Aliberti dirige il team della missione battezzata “Stardust Gamma Ray”, in omaggio alla sonda NASA “Stardust” che per prima catturò campioni di una cometa per poi riportarli a Terra. Lo stesso obiettivo. Ma naturalmente non a milioni di chilometri dalla Terra, per il satellitino portato in quota dal gruppo torinese, dopo il lancio da Carmagnola (con autorizzazione Enac) tramite un pallone riempito con 4.000 litri di elio puro. Non una vera e propria missione spaziale, ma un metodo a costi contenuti (circa 10.000 euro), per poter comunque fare ricerca a metà tra il cielo e lo spazio: «Avevamo già ottenuto dati soddisfacenti dalla telemetria – dice Aliberti -. Sono stati raccolti dati di rilievo, che ci piacerebbe poi condividere con gli scienziati dell’Inaf, sui raggi cosmici. E ha raccolto i dati sulle polveri cometarie della cometa Swift Tuttle, cioè quella che in agosto il nostro pianeta incrocia, e che crea il celebre effetto delle stelle cadenti. Di fatto, frammenti della coda della cometa».

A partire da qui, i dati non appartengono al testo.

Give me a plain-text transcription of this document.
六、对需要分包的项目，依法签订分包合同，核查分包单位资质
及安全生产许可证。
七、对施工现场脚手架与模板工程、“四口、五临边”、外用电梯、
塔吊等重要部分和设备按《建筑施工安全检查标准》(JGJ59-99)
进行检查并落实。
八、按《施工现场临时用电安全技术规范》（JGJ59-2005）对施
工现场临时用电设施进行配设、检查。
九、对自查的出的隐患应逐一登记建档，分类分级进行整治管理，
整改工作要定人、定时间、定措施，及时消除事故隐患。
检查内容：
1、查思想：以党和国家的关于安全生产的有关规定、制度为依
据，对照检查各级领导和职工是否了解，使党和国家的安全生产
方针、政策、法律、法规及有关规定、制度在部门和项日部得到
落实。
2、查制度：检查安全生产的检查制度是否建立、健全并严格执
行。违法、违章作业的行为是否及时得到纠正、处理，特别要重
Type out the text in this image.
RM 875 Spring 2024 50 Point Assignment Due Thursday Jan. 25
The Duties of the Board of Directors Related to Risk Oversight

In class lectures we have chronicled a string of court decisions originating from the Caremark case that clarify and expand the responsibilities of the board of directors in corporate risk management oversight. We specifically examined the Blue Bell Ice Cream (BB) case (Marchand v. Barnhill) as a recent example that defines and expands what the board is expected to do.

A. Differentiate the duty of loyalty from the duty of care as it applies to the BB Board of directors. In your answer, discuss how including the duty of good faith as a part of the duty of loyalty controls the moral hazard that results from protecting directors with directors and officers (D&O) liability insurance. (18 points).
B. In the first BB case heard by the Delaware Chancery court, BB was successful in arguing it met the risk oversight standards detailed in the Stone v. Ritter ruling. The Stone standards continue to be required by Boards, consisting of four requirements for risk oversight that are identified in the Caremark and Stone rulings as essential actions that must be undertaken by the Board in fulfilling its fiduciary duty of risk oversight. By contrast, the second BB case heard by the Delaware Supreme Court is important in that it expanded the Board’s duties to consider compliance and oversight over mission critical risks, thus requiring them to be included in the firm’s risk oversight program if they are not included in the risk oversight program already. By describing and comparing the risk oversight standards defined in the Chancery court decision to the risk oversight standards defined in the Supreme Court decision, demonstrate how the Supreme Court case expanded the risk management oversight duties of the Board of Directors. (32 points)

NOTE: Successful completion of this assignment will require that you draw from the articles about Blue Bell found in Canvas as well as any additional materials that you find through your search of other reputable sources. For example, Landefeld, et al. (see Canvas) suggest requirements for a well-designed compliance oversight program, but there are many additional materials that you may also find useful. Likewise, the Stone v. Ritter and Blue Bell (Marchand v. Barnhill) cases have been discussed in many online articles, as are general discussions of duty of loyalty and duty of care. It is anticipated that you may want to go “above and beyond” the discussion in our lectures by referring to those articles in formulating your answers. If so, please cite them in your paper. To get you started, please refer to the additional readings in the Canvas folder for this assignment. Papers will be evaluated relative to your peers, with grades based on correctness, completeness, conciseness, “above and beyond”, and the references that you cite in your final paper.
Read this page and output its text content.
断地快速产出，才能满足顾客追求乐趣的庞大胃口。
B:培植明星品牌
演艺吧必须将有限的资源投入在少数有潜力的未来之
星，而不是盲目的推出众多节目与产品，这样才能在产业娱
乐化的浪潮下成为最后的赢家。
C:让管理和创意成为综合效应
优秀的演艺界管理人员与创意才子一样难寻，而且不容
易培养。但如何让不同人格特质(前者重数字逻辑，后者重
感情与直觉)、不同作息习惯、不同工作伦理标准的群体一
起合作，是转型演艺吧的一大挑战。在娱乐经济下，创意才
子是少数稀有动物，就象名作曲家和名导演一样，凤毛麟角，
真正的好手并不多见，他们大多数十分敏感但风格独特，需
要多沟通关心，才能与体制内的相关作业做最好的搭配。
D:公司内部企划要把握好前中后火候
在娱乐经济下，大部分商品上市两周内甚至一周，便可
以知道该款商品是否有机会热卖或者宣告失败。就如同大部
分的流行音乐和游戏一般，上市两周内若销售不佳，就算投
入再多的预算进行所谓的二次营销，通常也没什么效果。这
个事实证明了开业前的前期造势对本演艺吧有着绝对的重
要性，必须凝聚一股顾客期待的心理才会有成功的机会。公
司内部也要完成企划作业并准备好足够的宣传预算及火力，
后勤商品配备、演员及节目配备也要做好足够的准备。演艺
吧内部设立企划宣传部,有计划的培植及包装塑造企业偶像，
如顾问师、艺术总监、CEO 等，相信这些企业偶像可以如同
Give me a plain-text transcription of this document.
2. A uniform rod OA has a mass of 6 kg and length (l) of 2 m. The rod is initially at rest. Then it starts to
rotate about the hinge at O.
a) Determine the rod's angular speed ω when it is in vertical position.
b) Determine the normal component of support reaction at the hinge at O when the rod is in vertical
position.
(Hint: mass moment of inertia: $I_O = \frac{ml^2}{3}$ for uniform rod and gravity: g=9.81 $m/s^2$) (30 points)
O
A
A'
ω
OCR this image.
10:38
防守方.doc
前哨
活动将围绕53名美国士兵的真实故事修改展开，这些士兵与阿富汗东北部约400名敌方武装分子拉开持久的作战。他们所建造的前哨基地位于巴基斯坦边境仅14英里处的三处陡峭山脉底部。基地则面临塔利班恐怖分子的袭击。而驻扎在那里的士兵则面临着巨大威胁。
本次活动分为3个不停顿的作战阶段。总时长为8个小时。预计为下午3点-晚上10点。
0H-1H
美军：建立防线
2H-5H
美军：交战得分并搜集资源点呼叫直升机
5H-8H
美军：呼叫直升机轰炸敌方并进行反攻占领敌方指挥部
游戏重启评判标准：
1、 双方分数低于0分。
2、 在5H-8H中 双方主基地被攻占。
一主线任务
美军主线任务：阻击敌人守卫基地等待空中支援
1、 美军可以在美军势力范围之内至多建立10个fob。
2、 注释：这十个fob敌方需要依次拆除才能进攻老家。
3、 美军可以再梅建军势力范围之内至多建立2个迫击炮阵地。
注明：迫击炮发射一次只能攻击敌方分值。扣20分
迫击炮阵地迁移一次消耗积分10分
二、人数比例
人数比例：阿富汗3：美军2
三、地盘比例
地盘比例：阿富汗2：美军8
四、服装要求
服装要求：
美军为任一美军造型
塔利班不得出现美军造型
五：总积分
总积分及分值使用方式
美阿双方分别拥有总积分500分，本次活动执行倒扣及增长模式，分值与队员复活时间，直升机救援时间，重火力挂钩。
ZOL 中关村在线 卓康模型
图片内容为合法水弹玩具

Quindi, cometa presa per la coda?

«Abbiamo i dati elettronici che confermano – dice Aliberti con orgoglio –. Ora però dobbiamo smontare il satellite, e recuperare la paletta con lo speciale gel che ci darà conferma che le particelle cometarie sono state recuperate. Una grande emozione: particelle che arrivano dalle profondità del cosmo». E’ stata la seconda missione, organizzata dal team Turin Space Activity, dopo quella del 2016: «Ma questa volta abbiamo fatto una vera missione scientifica e le immagini dallo spazio sono ancor più spettacolari», aggiunge Aliberti.

Le ricerche per ritrovare la sonda non sono state semplici: alla guida del socio dell’aviosuperficie astigiana di Castello d’Annone, Bruno Oldano, sono stati impiegati tre piccoli aerei (due Savannah e un Robin), con i quali sono stati battuti 450 chilometri quadrati di boschi. L’Associazione dei Piloti Virtuali Italiani si affaccia così alla scienza, dopo anni di attività didattiche: hanno realizzato simulatori di voli di aeroplani e persino dello Space Shuttle.

Del team fanno parte anche Renato Galter (Coordinatore Piloti virtuali italiani Piemonte, e responsabile della programmazione della scheda Arduino, dell’elettronica e della trasmissione dati a terra), Luca Molinari  (che ha progettato la sonda), Giuliano Valeri, Riccardo Borelli, oltre ai controllori della telemetria Andrea Buoso e Marcello Violante.